Research into the life of players and
playwrights of the period throws up other problems for those who have
invented an aristocratic genius, elaborately disguising his authorship
behind a Stratford player and revealing his life by constant coded
allusions
in his writings. Shakespeare, like his contemporaries, would have often
collaborated with other playwrights; the co-authorship of some plays
is very likely. Further, hundreds of people in the London theatrical
fraternity knew him; a great number of inexpensive quartos of his plays
were in circulation during his lifetime; and there is sufficient praise
and recognition from his contemporaries to make it sensible to assume
that the man who wrote the plays and poems both for money and for the
entertainment of playgoers (not for literary people in later ages,
sitting
in armchairs in libraries) was who his friends knew him to be: William
Shakespeare from Stratford.

Shapiro is enlightening on other
influences
that challenged the authorship: 19th century German
scriptural
criticism was dissecting the Bible and finding different authors at
work; classical scholars were disputing Homer’s   authorship
of the Greek epics. It was inevitable that Shakespeare’s canon should
be subject to the same methods.
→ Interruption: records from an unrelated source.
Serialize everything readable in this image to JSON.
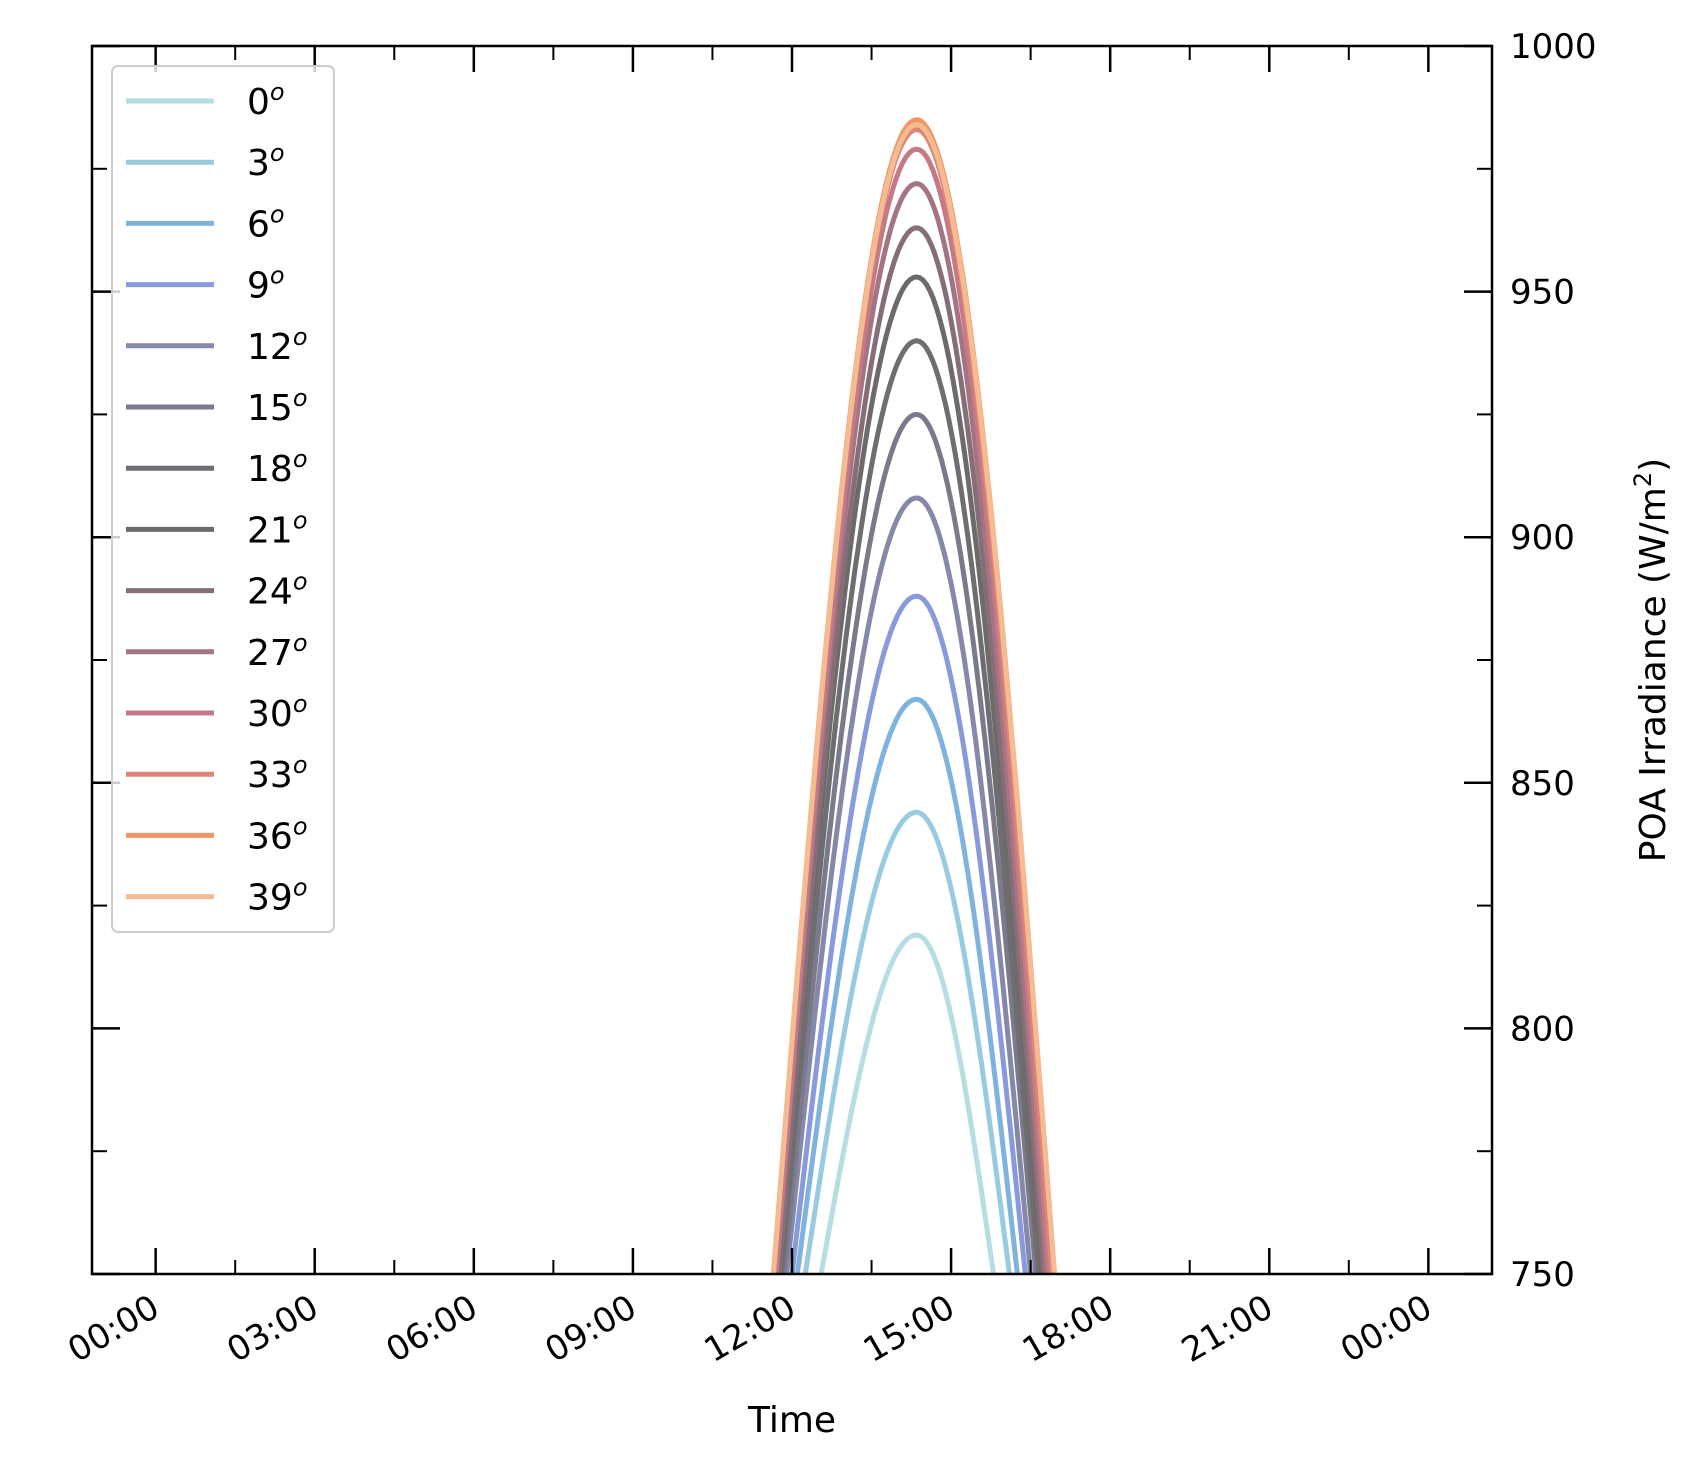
{
  "chart_data": {
    "type": "line",
    "xlabel": "Time",
    "ylabel_main": "POA Irradiance (W/m",
    "ylabel_sup": "2",
    "ylabel_close": ")",
    "y_axis_side": "right",
    "ylim": [
      750,
      1000
    ],
    "yticks": [
      750,
      800,
      850,
      900,
      950,
      1000
    ],
    "xlim_hours": [
      -2.4,
      50.4
    ],
    "xticks": [
      {
        "hour": 0,
        "label": "00:00"
      },
      {
        "hour": 6,
        "label": "03:00"
      },
      {
        "hour": 12,
        "label": "06:00"
      },
      {
        "hour": 18,
        "label": "09:00"
      },
      {
        "hour": 24,
        "label": "12:00"
      },
      {
        "hour": 30,
        "label": "15:00"
      },
      {
        "hour": 36,
        "label": "18:00"
      },
      {
        "hour": 42,
        "label": "21:00"
      },
      {
        "hour": 48,
        "label": "00:00"
      }
    ],
    "peak_hour": 28.7,
    "legend_position": "upper-left",
    "grid": false,
    "series": [
      {
        "name": "0",
        "peak": 819,
        "x_start": 25.1,
        "x_end": 31.6,
        "color": "#b5dde3"
      },
      {
        "name": "3",
        "peak": 844,
        "x_start": 24.5,
        "x_end": 32.2,
        "color": "#99cbe0"
      },
      {
        "name": "6",
        "peak": 867,
        "x_start": 24.2,
        "x_end": 32.5,
        "color": "#7eb3e0"
      },
      {
        "name": "9",
        "peak": 888,
        "x_start": 24.0,
        "x_end": 32.8,
        "color": "#8899dc"
      },
      {
        "name": "12",
        "peak": 908,
        "x_start": 23.8,
        "x_end": 33.0,
        "color": "#8588a8"
      },
      {
        "name": "15",
        "peak": 925,
        "x_start": 23.7,
        "x_end": 33.2,
        "color": "#7a7a8c"
      },
      {
        "name": "18",
        "peak": 940,
        "x_start": 23.6,
        "x_end": 33.3,
        "color": "#6e6e72"
      },
      {
        "name": "21",
        "peak": 953,
        "x_start": 23.5,
        "x_end": 33.4,
        "color": "#6e6a6a"
      },
      {
        "name": "24",
        "peak": 963,
        "x_start": 23.5,
        "x_end": 33.5,
        "color": "#866e78"
      },
      {
        "name": "27",
        "peak": 972,
        "x_start": 23.4,
        "x_end": 33.6,
        "color": "#a47482"
      },
      {
        "name": "30",
        "peak": 979,
        "x_start": 23.4,
        "x_end": 33.7,
        "color": "#c47a86"
      },
      {
        "name": "33",
        "peak": 983,
        "x_start": 23.3,
        "x_end": 33.8,
        "color": "#de8578"
      },
      {
        "name": "36",
        "peak": 985,
        "x_start": 23.3,
        "x_end": 33.9,
        "color": "#f09664"
      },
      {
        "name": "39",
        "peak": 984,
        "x_start": 23.3,
        "x_end": 33.9,
        "color": "#f5bc94"
      }
    ]
  }
}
There are also the blind spots of great
writers: Mark Twain could not accept that imagination might have only
a loose connection with actual events; Henry James could not reconcile
the shrewd businessman with the poetic genius; Freud, who supported
de Vere’s candidacy, had, as Shapiro reminds us, “a tendency to
think counter-intuitively”.

The author concludes robustly that
it does matter who wrote Shakespeare: we can believe in the power of
the imagination or we can believe everything is disguised and needs
de-coding; you can’t have both. I agree with him about the authorship;
I also agree that Shakespeare did not have to commit murder to write
Macbeth; but since I also believe that he was probably a secret
Catholic in an age when you could die for attending Mass, I do not see
why there might not have been subtle and disguised allusions in the
plays for his co-religionists. But that is another book.


Francis Philips writes from Buckinghamshire, in the UK.